Sam Thomas' excellent debut, The Midwife's Tale, was a shocking surprise. I expected a cozy historical mystery involving a sweet, passive heroine who is courted by several suitors as she unravels a mundane mystery. Instead, I found a gritty, violent story of one woman's struggle to survive in a harsh environment where females are viewed as second class citizens and servants are treated not much better than slaves. Pigs and other livestock freely roam the filth-strewn streets and the rivers stink of rotting corpses and untreated sewage. It is no wonder many citizens died of plagues during the Middle Ages. Furthermore, there is a war between the rebels and the Royalists. Cannonballs are being shot into the city, killing and maiming people and destroying homes. Medieval York is a virtual hell.

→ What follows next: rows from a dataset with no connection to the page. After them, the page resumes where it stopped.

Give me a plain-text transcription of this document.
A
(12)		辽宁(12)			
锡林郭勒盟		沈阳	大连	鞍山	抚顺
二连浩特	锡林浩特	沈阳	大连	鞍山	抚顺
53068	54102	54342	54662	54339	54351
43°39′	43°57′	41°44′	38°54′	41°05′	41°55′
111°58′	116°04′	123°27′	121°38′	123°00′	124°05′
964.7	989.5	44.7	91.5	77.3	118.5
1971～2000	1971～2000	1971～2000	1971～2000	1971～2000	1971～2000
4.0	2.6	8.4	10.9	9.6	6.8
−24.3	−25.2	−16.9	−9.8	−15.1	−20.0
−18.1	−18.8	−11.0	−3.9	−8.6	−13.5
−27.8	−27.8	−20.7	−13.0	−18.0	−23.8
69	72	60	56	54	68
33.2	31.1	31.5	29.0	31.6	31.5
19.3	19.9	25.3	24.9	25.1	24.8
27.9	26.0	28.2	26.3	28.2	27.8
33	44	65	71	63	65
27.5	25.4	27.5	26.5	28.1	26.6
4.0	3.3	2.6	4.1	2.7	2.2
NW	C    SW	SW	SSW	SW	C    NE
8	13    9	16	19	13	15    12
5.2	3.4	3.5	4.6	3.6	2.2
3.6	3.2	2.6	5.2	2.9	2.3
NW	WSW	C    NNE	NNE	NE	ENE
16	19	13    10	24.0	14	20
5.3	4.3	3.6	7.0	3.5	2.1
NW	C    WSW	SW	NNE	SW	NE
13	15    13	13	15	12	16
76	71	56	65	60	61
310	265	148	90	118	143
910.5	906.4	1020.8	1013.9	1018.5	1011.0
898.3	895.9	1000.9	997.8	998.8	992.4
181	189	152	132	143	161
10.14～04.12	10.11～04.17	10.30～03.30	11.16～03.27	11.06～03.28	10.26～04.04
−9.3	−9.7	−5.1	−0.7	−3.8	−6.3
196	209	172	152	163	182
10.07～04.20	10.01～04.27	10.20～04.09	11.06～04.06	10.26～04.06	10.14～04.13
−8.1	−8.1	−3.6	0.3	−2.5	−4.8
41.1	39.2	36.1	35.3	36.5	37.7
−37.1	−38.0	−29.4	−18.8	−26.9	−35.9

The Midwife's Tale is a fast-paced novel replete with violence, human drama and mystery. It introduces the new detective team of Lady Bridget Hodgson and her maid, the impoverished Martha Hawkins. The latter has run away from Bridget's hometown of Hereford and is hiding a lot of secrets, some of which will put them both in danger. These strong-willed women have much in common. Primarily, they have suffered from the deaths of their young children. Tragedy has made Martha lose her faith in God whereas Bridget has clung tightly to hers. Nevertheless, Bridget, like many Christians who have suffered loss, has questioned God's will in allowing her tragedies to occur.

This novel, along with many other historical mysteries I have read, makes me appreciate the medical advances of the twenty-first century. If I ever yearn for a "more simple life", I must remember novels like this one and realize that life, since the dawn of mankind, has never been simple. Life, no matter the time period, has been, and always will be, fraught with dangers, both seen and unseen. Bridget sometimes wonders if she is living in the last days as spoken of in the book of Revelation. Christians living in the present sometimes wonder the same thing. Therefore, it is always in your best interest to have someone who can share the good times with you in the present and stand next to you when facing an unknown future.

Bridget and Martha stand together, undaunted, when trying to find Stephen Cooper's killer. The killer's identity surprised me. Bridget proves herself to be an excellent sleuth as well as a good midwife who tends to numerous deliveries throughout the novel. I learned a lot about medieval gynecology and that York, like today, was experiencing a great deal of illegitimate births. Some of Bridget's methods for convincing pregnant women to reveal the identity of the baby's father bordered on inhuman cruelty. As stated earlier, women were treated harshly. They didn't have many job opportunities other than being a wife or a prostitute. The language in this novel was sometimes crude, making it unsuitable for children and young teens.

Fans of historical mysteries, especially those set in the Middle Ages, should definitely read The Midwife's Tale. After reading it, I can understand why this brutal period in our planet's history was also referred to as the Dark Ages. Ignorance, injustice and amorality reigned. Poor Esther was going to burn at the stake without a fair trial. However, throughout the story's nightmarish turn of events, Bridget remains steadfast to her calling of being a good midwife, a good friend, a good aunt, and a good Christian. A pillar of light, she proves, like so many other heroines, that though we may not be able to prevent horrible tragedies from befalling us, we can learn to overcome them through the strength we find in ourselves and in our belief in God.